Vintagejazz · 18/08/2014 23:06

x post slithy.

slithytove · 18/08/2014 23:06

:(

Vintagejazz · 18/08/2014 23:07

Apologies Slithy. I used your name incorrectly.

slithytove · 18/08/2014 23:09

:) cheers, that'll teach me not to use quote marks

Vintagejazz · 18/08/2014 23:11

Yes, it's all your fault Slithy Blush

HaroldLloyd · 18/08/2014 23:12

"Demonisation of the working classes" is the name if a book not something whisk has said, you know that right?

Because it's a bit odd saying she's insulting the working classes, I don't understand how your getting that?

Vintagejazz · 18/08/2014 23:15

She seems to assume that when people talk about chavs they're talking about working class people.

slithytove · 18/08/2014 23:16

Ok there have clearly been some crossed wires.

Whisk mentioned the 'damaging to the working classes' in relation to the word vulgar in comparison to the word chav.

Someone else mentioned the book demonisation etc.

Clearly, these viewpoints exist. My question is for those people who perceive the word chav that way, would they be more accepting of a working class person using it?

Bearing in mind we have no idea of the socioeconomic backgrounds of most of those posting on this thread.

falolenhard · 18/08/2014 23:18

Meant to add, my mother (who was poor and lived in a Council house - corny but true) would probably have looked down on that swearing, rude, ill-mannered mother in Debenhams. She wouldn't have used the term 'Chav', because it didn't exist back then. But, any words she would have used, wouldn't have been complimentary!

Wonder what all these 'I'm really socially aware and like to read the latest bullshit lets get down and understand Council House people^ lot' would make of that?

OP posts:
ACheesePuff · 18/08/2014 23:20

It's not damaging to the working classes. Most 'chavs' are probably not working Grin.

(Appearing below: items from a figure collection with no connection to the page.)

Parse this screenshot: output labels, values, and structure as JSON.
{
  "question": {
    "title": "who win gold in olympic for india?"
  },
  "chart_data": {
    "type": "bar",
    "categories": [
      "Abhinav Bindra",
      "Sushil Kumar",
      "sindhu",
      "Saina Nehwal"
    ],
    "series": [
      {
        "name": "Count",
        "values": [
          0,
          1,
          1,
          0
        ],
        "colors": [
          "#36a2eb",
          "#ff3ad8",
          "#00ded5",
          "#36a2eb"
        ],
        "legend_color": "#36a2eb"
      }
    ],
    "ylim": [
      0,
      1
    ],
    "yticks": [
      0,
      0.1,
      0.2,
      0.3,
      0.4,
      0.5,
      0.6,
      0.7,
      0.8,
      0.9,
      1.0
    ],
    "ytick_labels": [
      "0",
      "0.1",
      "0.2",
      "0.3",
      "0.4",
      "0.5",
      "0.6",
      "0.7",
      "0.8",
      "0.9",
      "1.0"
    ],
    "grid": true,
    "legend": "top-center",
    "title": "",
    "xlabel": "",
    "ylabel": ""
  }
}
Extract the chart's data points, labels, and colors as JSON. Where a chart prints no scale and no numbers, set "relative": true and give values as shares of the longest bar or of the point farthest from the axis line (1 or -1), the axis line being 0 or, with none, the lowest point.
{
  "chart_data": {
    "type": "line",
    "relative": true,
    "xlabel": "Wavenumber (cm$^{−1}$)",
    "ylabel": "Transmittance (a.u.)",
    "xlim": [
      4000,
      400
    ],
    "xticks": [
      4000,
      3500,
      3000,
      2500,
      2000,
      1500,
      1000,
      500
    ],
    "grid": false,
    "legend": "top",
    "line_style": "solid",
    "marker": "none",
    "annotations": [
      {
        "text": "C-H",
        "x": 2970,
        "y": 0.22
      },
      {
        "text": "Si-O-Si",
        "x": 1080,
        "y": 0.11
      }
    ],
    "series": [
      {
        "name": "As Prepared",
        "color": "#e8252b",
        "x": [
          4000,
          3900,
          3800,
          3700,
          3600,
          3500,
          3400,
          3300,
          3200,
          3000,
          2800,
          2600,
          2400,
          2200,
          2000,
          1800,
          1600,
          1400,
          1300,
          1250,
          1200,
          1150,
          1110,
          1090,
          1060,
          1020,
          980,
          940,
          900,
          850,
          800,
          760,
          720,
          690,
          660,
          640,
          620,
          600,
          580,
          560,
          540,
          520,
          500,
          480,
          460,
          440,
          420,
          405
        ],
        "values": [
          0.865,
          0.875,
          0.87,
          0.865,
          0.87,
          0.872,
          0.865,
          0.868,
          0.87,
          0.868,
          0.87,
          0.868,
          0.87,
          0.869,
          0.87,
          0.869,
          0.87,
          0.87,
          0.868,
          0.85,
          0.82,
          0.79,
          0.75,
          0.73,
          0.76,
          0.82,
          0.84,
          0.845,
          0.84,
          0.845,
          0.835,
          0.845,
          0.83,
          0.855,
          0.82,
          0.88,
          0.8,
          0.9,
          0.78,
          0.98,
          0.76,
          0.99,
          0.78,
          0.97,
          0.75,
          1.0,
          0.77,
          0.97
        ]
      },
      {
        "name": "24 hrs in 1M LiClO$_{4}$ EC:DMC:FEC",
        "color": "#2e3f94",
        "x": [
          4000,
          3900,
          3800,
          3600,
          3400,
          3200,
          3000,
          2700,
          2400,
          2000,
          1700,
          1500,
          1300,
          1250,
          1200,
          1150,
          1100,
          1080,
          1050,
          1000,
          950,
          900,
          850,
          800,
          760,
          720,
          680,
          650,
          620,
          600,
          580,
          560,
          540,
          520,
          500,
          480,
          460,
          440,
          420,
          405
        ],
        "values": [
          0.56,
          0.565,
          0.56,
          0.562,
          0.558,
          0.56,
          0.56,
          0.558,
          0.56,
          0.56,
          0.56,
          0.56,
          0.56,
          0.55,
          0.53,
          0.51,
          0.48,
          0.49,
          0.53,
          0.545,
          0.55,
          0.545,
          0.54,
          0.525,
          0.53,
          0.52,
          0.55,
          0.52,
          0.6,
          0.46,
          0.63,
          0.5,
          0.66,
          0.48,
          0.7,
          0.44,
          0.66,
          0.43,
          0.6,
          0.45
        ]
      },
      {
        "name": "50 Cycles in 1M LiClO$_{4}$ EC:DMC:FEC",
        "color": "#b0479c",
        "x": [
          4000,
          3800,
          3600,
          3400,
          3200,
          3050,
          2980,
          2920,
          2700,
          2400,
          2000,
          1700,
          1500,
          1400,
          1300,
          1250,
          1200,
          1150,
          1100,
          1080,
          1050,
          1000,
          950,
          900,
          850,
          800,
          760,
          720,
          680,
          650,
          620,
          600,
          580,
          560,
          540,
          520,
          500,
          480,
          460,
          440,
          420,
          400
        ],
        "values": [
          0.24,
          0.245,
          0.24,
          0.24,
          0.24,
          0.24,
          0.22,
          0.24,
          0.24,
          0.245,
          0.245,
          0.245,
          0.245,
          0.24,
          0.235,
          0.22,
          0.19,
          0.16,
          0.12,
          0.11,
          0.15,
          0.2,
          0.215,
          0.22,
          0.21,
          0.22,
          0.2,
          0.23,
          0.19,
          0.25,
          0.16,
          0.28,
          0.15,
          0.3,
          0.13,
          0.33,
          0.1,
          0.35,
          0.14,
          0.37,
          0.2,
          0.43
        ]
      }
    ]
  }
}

My mother used to call people 'common as muck'. I don't remember anyone saying she was demonising the working classes. She was working class. It is more to do lifestyle and behaviour and the way they present themselves to the world. You would be classed as common if you dressed 'tartyly, swore or shouted in public, were promiscuious, or got drunk too often- and especially if you did a combination of the above.
Chav is used in a similar way here now, by the next generation. A baby name could be described as chavvy just as my mum would have described it as common.

falolenhard · 18/08/2014 23:24

cheeepuff, you get it! :)

OP posts:
Vintagejazz · 18/08/2014 23:24

My father's family had very little money, my mother's sister lives in a council house and I had an uncle who couldn't even afford to buy his children Santa Claus presents and had to wait until the January sales to buy them a few gifts; but they would have used the equivalent of 'chav' to describe people who leeched off the taxpayer, swore in public, dressed vulgarly or provocatively or subjected their neighbours to inconsiderate anti-social behaviour.

Vintagejazz · 18/08/2014 23:28

There's a huge difference between beiing poor or working class and being common and having no aspirations for your children or desire to see them educated and decent citizens and having a chance of a future with prospects.

PhaedraIsMyName · 18/08/2014 23:38

Sorry Slithy I picked your point up incorrectly.